Captain Canuck by tydesignSketch Fury Challenge No. 9
What I love about these challenges issued by The Commish is that they are often unique and most of all researched. I mean I could only name a handful of Canadian superheroes. How many can you name? I immediately thought of the mutants, but when The Commish had informed me of Captain Canuck, I knew what my sketch submission had to be. I love paying respect to lesser known creators and this is my homage to creators Ron Leishman and artist/writer Richard Comely. Please make sure you check out The Official Captain Canuck page to view the animated web series as well.
If you haven’t noticed in the past few sketch submissions, I’ve been essentially working on the same or similar poses. As they say, practice makes perfect and that’s what I’ve been doing. Each iteration seems to improve over the one previous. For me it’s a muscle-memory exercise. I want it to be natural and automatic, no thinking involved, just flow. The pose essentially is a twist of the torso, right fist coming at the viewer, left arm cocked back.

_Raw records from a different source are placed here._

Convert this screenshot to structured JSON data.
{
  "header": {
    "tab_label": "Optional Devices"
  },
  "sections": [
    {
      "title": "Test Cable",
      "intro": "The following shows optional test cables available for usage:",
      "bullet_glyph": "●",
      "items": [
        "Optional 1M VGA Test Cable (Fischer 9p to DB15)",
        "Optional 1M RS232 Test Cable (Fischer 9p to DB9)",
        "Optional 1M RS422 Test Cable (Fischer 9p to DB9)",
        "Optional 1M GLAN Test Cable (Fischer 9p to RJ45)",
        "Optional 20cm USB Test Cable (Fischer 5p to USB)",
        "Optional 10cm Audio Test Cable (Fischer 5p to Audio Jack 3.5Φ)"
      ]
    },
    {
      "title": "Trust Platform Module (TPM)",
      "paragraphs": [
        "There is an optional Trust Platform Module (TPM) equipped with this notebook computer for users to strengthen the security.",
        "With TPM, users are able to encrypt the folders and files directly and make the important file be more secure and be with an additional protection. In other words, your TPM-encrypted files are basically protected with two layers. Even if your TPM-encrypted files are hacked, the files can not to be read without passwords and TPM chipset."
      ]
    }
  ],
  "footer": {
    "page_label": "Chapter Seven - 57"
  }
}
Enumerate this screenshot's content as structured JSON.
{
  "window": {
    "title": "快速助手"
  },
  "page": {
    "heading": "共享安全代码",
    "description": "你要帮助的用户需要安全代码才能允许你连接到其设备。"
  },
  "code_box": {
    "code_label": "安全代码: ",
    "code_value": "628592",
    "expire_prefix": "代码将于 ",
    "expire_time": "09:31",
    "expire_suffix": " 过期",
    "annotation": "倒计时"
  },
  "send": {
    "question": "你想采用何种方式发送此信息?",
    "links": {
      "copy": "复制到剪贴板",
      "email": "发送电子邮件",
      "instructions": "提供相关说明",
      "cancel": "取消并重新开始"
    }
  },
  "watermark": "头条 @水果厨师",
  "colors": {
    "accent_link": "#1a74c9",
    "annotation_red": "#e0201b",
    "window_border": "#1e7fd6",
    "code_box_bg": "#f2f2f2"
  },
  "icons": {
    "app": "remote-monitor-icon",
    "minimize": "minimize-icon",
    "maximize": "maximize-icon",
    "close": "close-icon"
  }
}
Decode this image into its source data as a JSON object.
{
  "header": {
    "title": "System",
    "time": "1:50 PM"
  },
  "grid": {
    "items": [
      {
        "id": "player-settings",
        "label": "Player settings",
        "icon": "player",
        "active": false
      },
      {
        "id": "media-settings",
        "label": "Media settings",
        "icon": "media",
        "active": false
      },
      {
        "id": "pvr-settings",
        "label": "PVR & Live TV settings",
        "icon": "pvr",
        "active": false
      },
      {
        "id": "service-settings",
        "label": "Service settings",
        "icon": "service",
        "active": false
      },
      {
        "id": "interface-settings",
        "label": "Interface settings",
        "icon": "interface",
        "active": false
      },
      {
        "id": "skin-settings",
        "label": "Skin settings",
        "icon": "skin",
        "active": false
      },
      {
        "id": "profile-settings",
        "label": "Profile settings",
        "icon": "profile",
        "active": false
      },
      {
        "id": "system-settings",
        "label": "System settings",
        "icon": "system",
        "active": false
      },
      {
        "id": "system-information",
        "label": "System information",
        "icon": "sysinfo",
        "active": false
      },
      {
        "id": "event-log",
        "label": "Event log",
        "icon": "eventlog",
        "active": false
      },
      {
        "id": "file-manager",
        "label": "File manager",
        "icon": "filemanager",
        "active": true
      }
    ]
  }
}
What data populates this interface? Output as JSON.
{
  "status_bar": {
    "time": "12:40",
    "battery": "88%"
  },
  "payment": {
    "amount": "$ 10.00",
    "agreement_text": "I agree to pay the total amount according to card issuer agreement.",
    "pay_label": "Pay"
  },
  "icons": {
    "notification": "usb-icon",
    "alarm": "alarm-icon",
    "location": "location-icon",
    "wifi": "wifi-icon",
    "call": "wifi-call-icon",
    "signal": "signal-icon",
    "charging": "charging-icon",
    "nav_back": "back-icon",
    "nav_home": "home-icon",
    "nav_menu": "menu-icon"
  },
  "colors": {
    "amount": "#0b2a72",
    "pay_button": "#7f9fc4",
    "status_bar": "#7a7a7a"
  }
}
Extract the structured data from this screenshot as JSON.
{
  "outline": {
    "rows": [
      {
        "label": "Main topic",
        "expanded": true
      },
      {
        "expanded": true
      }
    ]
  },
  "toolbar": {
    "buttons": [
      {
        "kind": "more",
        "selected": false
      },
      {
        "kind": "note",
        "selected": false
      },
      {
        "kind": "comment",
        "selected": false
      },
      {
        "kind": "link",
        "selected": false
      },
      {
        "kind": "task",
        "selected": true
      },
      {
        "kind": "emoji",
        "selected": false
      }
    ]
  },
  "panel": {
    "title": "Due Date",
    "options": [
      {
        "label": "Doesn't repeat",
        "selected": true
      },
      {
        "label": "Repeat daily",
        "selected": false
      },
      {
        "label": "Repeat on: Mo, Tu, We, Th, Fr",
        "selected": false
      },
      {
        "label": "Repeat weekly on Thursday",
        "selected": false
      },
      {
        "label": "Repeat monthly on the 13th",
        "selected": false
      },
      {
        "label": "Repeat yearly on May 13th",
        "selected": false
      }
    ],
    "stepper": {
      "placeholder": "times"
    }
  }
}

I’m definitely in a groove, remembering my cross-hatching techniques. I start as always with the blue lines, but I’m being more deliberate this time around, making sure that everything is where I want it and looks proportionately correct. I try not to erase too much at this stage, because it does affect the surface of the paper and subsequently the finishing pencils as well. After the figure structure is built, I moved on to tighter graphite pencils. I’m getting cleaner at my approach and I’ve avoided my second-guessing so that my lines aren’t as sketchy. I’m not sure there will ever be a point where my lines don’t feel sketchy, but I am working towards that especially since that’s the style I often reference. The work of Jaime Hernandez, Arthur Adams, and Joshua Middleton come to mind.
I’ve gotten positive feedback already on my Captain Canuck sketch, which is great because I’m already dwelling on the faults. As I mentioned earlier I’ve been really concentrating on this pose, trying to work out the imperfections. It’s a common pose and not that original, but one that’s needed in my repertoire. I need to be able to draw this without relying on reference (especially since proper reference isn’t always easy to find). What I have realized though is that I need to revisit anatomy, particularly how the muscles work and are defined. You’ll hear more about this in the coming weeks I’m sure.
- I’m pleased with the overall style and dynamism of the pose.
- I’ve captured the heroic nature of Captain Canuck.
- Pilot Color Eno Mechanical Pencil – 0.7 mm – Soft Blue Body – Soft Blue Lead
- Ohto Promecha 500P Drafting Pencil – 0.4 mm
- Paper Mate Tuff Stuff Eraser Stick
- Tombow Mono Zero Eraser – 2.3 mm – Circle – Black Body
- STAEDTLER 526 B209 Mars Rasoplast Black Edition Eraser
- Utrecht Red Double Spiral Sketchbook, 70 lb, 80 Bright White Acid Free Sheets
- Continue to work on anatomy, foreshortening.
- After reaching this stage in my drawing development, I do need to do some studying again, which means a lot of anatomical drawings particularly musculature—bending, stretching, foreshortening. I often return to this study after I feel that my sketches are returning to old assumed habits, guessing at structure versus knowing it.